Quels sont les différents leviers pour anticiper ces risques ?

PYB : Cela passe notamment par :

  • La mise en place d'outils de protection spécifiques des employés lors d'aléas climatiques, que ce soit les EPI, mais également l’équipement de certains outils digitaux qui peuvent aider à prévenir certains états comme les coups de chaleur, l’adaptation des horaires et une amélioration de la prévention avec une meilleure maîtrise de son environnement et de la prédiction des évolutions climatiques.
  • Un cadre réglementaire, technique et assurantiel sur les questions liées au réchauffement climatique, des normes sur les vêtements de chantier, des clauses contractuelles et assurantielles pour tout ce qui est radiation solaire et canicules.

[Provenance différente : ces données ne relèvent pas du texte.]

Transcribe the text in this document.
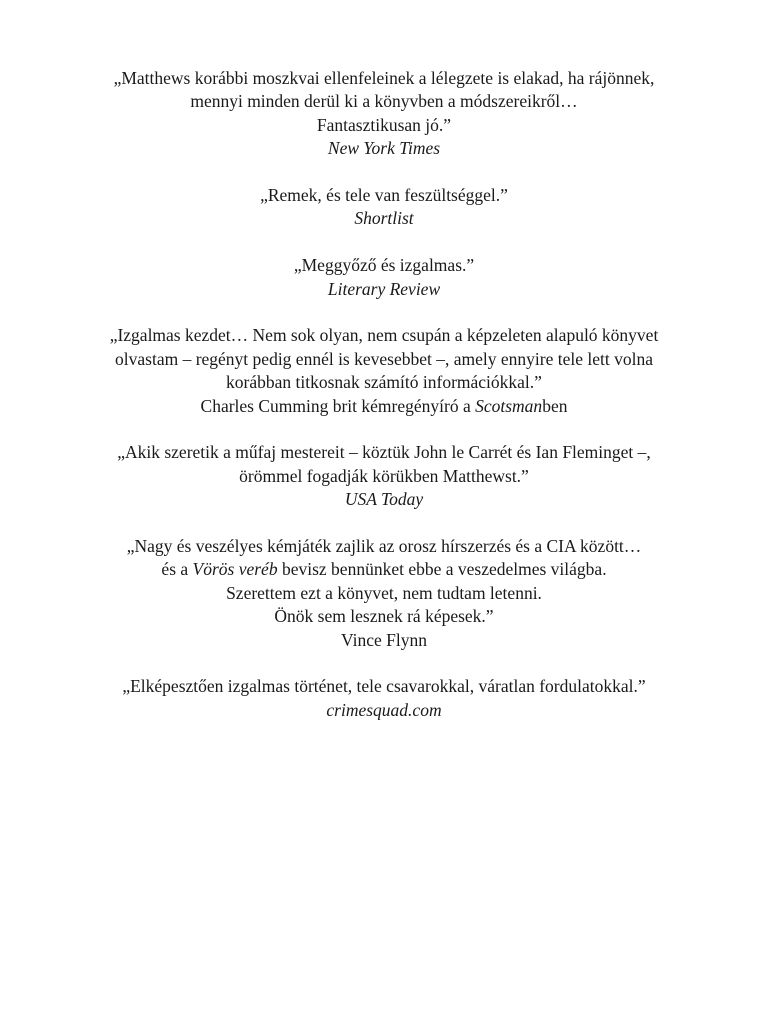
„Matthews korábbi moszkvai ellenfeleinek a lélegzete is elakad, ha rájönnek,
mennyi minden derül ki a könyvben a módszereikről…
Fantasztikusan jó.”
New York Times
„Remek, és tele van feszültséggel.”
Shortlist
„Meggyőző és izgalmas.”
Literary Review
„Izgalmas kezdet… Nem sok olyan, nem csupán a képzeleten alapuló könyvet
olvastam – regényt pedig ennél is kevesebbet –, amely ennyire tele lett volna
korábban titkosnak számító információkkal.”
Charles Cumming brit kémregényíró a Scotsmanben
„Akik szeretik a műfaj mestereit – köztük John le Carrét és Ian Fleminget –,
örömmel fogadják körükben Matthewst.”
USA Today
„Nagy és veszélyes kémjáték zajlik az orosz hírszerzés és a CIA között…
és a Vörös veréb bevisz bennünket ebbe a veszedelmes világba.
Szerettem ezt a könyvet, nem tudtam letenni.
Önök sem lesznek rá képesek.”
Vince Flynn
„Elképesztően izgalmas történet, tele csavarokkal, váratlan fordulatokkal.”
crimesquad.com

Ces facteurs doivent pouvoir, en France, être traités en intempéries.
  • Accepter qu’un chantier puisse être arrêté en cas de températures extrêmes.
  • Intensifier également les exigences sur les fiches données sécurité des matériaux en intégrant les effets combinés. En liaison avec les fournisseurs et les laboratoires bien sûr.
     

Pensez-vous que le secteur est aujourd’hui assez conscient de ces facteurs de risques ?

PYB : La prise de conscience est là, avec des actions aujourd’hui conduites notamment avec des plans d'aléas climatiques, notamment sur les canicules et les niveaux de radiations. Il y a également de larges études qui sont menées pour anticiper et contrer les problématiques qui pourraient être liées aux matériaux et aux poussières. Le travail réalisé permet de faire un état des lieux des sujets, pour être sûr que chaque risque est identifié et travaillé. Nous restons optimistes pour l’avenir.